Fusiliers by Mark Urban

After a long hiatus for personal reasons, I recently read a book that is relevant for our upcoming July 4th celebrations.  Mark Urban’s Fusiliers is an engaging view of the Revolutionary War from the British perspective.  The book is 400 pages.  Urban describes the exploits of the 23rd “Royal Welch Fusiliers” – one of only a few British regiments that fought in the War from the opening shots at Lexington to the final shots at Yorktown.

 

This is a fascinating book because of the perspective that Urban takes.  I have read many books on the American Revolution, but none from the British perspective.  Urban brings a clarity of the “other side” that few writers writing from the American perspective can give the reader.  I particularly like how Urban explains the similarities and differences between the American and British armies.  In addition, the reader gets a better idea of what it was like to be a British soldier in an environment where most people despised him and often wanted to kill him.

 

Urban combines masterful writing with excellent scholarship.  He draws chiefly from primary documents – diaries and letters from officers and rankers.  A wonderful source is Sergeant Roger Lamb’s memoirs.  Lamb is a gold mine of information for the rankers because most of them at this time were illiterate and thus there is not much in primary sources from them.  Lamb was a literate and intelligent man who served with the 23rd after he escaped from his imprisonment after Saratoga.

 

In summary, the book is an excellent work on British troops during the American Revolution.

1 Comment

  1. A very interesting book.
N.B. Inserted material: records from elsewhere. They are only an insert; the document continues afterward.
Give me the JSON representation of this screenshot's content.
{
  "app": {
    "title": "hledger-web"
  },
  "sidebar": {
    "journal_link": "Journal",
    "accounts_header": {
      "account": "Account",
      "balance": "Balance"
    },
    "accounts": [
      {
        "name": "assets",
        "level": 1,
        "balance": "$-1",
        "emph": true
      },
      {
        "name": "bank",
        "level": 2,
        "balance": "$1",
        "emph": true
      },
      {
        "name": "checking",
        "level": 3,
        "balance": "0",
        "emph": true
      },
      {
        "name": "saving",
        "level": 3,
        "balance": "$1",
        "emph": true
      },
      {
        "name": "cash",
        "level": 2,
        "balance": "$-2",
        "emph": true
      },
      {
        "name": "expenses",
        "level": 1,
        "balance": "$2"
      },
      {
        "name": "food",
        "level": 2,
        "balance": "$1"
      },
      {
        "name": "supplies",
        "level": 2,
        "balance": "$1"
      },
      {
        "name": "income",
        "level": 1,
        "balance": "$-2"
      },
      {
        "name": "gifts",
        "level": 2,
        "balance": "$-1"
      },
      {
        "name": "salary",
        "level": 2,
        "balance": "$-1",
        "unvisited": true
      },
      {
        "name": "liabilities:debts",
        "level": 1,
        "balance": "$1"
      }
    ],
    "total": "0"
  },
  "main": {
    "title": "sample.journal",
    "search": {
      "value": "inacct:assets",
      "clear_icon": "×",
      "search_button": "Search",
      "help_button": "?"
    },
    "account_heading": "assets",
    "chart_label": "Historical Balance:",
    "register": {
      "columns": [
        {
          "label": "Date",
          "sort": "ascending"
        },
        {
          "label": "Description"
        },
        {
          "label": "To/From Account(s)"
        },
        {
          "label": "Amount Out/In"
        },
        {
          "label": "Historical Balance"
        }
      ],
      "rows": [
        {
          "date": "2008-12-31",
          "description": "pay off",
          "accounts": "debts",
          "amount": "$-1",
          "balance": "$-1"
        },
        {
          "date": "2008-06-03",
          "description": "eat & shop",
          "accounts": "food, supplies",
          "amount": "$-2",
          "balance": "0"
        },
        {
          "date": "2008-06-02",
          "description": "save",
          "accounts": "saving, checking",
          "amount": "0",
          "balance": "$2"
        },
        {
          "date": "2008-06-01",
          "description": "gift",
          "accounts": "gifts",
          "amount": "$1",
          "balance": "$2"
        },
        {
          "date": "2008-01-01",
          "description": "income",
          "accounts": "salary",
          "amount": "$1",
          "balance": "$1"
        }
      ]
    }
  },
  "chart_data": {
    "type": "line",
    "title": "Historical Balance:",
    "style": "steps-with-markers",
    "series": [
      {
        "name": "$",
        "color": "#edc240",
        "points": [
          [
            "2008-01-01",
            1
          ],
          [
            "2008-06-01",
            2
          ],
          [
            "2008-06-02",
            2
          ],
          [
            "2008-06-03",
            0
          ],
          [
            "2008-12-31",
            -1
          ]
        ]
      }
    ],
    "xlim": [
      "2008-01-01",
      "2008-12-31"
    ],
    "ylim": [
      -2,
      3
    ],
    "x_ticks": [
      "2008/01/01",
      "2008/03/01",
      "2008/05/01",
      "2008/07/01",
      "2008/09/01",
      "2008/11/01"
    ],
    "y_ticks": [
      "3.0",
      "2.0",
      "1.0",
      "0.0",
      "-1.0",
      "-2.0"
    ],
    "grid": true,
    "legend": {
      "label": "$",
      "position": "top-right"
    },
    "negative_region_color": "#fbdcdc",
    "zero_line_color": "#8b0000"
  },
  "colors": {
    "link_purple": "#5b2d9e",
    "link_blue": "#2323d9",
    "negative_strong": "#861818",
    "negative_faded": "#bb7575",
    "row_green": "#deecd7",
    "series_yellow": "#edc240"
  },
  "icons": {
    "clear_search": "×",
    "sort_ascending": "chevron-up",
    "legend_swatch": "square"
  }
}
I had never seen that the regiment had been followed through the war. Interesting that the English army adopted the light brigade tactics later on. One thing puzzles me–why did he think that Boston’s Joseph Warren was a Presbyterian minister? He was a medical doctor, no denomination that I know of. Harvard graduates of the time often went into the ministry;others did not see John Adams, lawyer. It is a minor point but puzzling.